Et puis le miracle a subitement viré à la catastrophe. « Vers la mi-juin, il s’est passé je ne sais quoi, et la Bourse s’est mise à chuter, chuter… » Le portefeuille de Wang Shan a fondu comme neige au soleil et son enthousiasme a cédé la place à l’abattement : « Je ne veux même pas savoir combien il me reste, je ne consulte plus les cotations, avoue-t-elle sombrement. De toute façon, même si je voulais vendre à perte, je ne le pourrais pas : la dégringolade est si grave que les échanges ont été suspendus indéfiniment… » 

Vers la mi-juin, il s’est passé je ne sais quoi, et la Bourse s’est mise à chuter, chuter…

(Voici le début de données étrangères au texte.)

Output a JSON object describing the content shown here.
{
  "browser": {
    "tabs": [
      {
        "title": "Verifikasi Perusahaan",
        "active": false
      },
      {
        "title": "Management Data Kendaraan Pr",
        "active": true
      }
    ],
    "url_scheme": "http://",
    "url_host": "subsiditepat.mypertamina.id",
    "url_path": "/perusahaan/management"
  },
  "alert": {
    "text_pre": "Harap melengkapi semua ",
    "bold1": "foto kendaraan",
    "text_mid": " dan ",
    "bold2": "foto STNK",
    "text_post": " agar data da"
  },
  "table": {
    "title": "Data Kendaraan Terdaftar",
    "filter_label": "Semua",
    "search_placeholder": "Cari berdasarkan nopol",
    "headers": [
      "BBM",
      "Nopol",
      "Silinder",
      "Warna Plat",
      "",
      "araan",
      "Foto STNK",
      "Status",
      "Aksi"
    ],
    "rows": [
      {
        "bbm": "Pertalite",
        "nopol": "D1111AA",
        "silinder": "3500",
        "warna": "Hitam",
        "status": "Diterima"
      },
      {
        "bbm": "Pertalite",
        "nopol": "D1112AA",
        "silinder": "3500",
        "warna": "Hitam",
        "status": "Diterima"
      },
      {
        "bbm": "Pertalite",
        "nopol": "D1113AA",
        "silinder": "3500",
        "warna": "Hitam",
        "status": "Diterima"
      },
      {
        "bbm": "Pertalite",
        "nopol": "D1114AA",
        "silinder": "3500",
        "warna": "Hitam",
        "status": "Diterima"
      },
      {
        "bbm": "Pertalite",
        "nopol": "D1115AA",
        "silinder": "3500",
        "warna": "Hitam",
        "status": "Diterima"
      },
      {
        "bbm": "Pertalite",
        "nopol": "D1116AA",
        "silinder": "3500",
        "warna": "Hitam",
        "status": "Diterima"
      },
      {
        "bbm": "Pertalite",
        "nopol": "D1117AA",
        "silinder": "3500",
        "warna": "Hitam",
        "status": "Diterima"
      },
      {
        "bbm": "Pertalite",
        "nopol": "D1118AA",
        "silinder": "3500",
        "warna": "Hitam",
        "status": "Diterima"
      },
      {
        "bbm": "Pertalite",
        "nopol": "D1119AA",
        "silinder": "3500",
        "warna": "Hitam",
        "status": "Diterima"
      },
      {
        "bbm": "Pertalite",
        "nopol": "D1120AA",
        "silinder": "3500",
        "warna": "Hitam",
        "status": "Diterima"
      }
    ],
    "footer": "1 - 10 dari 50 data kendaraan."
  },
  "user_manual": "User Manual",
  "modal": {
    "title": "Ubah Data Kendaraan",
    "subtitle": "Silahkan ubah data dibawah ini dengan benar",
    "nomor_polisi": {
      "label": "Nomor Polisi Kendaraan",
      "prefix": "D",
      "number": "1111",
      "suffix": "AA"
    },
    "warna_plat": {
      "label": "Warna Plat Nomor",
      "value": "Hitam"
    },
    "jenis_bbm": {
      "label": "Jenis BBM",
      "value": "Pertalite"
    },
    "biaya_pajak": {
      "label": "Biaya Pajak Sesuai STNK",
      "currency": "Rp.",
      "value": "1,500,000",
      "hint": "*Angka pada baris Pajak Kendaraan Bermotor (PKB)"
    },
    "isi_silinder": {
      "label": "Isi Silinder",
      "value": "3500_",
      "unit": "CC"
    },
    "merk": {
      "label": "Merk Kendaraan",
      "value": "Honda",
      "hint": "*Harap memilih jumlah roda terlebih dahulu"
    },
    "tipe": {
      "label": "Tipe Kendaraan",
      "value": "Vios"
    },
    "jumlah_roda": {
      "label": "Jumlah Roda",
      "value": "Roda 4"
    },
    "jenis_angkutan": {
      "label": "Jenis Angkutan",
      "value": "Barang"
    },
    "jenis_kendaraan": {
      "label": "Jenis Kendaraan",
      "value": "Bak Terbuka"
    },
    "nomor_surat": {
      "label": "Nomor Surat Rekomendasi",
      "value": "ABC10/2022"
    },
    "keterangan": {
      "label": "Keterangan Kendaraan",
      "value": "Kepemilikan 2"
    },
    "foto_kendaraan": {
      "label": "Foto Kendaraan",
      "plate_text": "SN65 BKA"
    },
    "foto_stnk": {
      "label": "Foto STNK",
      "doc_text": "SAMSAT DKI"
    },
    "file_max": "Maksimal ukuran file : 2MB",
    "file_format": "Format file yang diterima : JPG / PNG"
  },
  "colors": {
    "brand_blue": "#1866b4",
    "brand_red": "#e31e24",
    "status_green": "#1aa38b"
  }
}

Comme Wang Shan, ils sont des dizaines de millions de Chinois – sans doute près de 100 millions – à avoir mordu la poussière après avoir rêvé tout haut de veaux, vaches, cochons… Avec 30 % de baisse en deux semaines, le krach est de proportions épiques : près de 3 000 milliards d’euros se sont volatilisés – soit 12 fois le PIB de la Grèce ! D’où la fébrilité des pouvoirs publics qui semblent avoir été pris de court et qui s’acharnent à enrayer coûte que coûte le mouvement. Pour l’économiste américain Patrick Chovanec, cette déroute n’est pourtant pas une surprise : « Cela fait des mois que les commentateurs tiraient la sonnette d’alarme. Nous disions tous que les actions étaient ridiculement surévaluées, qu’un marché boursier dopé à l’endettement et qui triple en un an, ce n’est pas sain, surtout si l’économie réelle ralentit dans le même temps… En réalité, tous les ingrédients d’une bulle massive étaient réunis. Son éclatement n’était qu’une question de temps. » 

Selon les analystes, Pékin a décidé en 2014 de ranimer les marchés boursiers, très déprimés depuis le krach de 2007. Il s’agissait d’en faire le nouveau moteur d’une économie nationale languissante, et au passage de générer des capitaux nécessaires au financement de secteurs très positifs pour l’activité et pour l’emploi, comme les PME high-tech. « C’était une très bonne idée au départ », juge Michael Pettis, professeur de finance à l’université de Pékin et sans doute l’un des plus fins connaisseurs de l’économie chinoise. Le gouvernement, explique-t-il, est désormais persuadé qu’il faut miser sur les entreprises innovantes et cesser de compter sur les gigantesques conglomérats d’État qui consomment énormément de ressources publiques sans bénéfices pour l’économie. Mais il se heurte à la mauvaise volonté des grandes banques, d’État elles aussi, qui ne veulent prêter qu’aux entreprises étatiques. « Alors oui, pourquoi ne pas recourir aux marchés boursiers pour soutenir les PME? Le hic, c’est que la Bourse chinoise est de bout en bout et entièrement spéculative. » Plus spéculative qu’ailleurs ? « Bien plus, répond le professeur, et ceci pour une raison toute simple : c’est qu’en Chine on ne dispose d’aucune information fiable sur les entreprises cotées. Du coup, on n’achète pas des actions parce qu’on croit au potentiel d’une entreprise, mais parce qu’on croit pouvoir revendre ces titres à la hausse. » La hausse étant garantie par les plus hautes autorités politiques, la spéculation ne pouvait que se déchaîner.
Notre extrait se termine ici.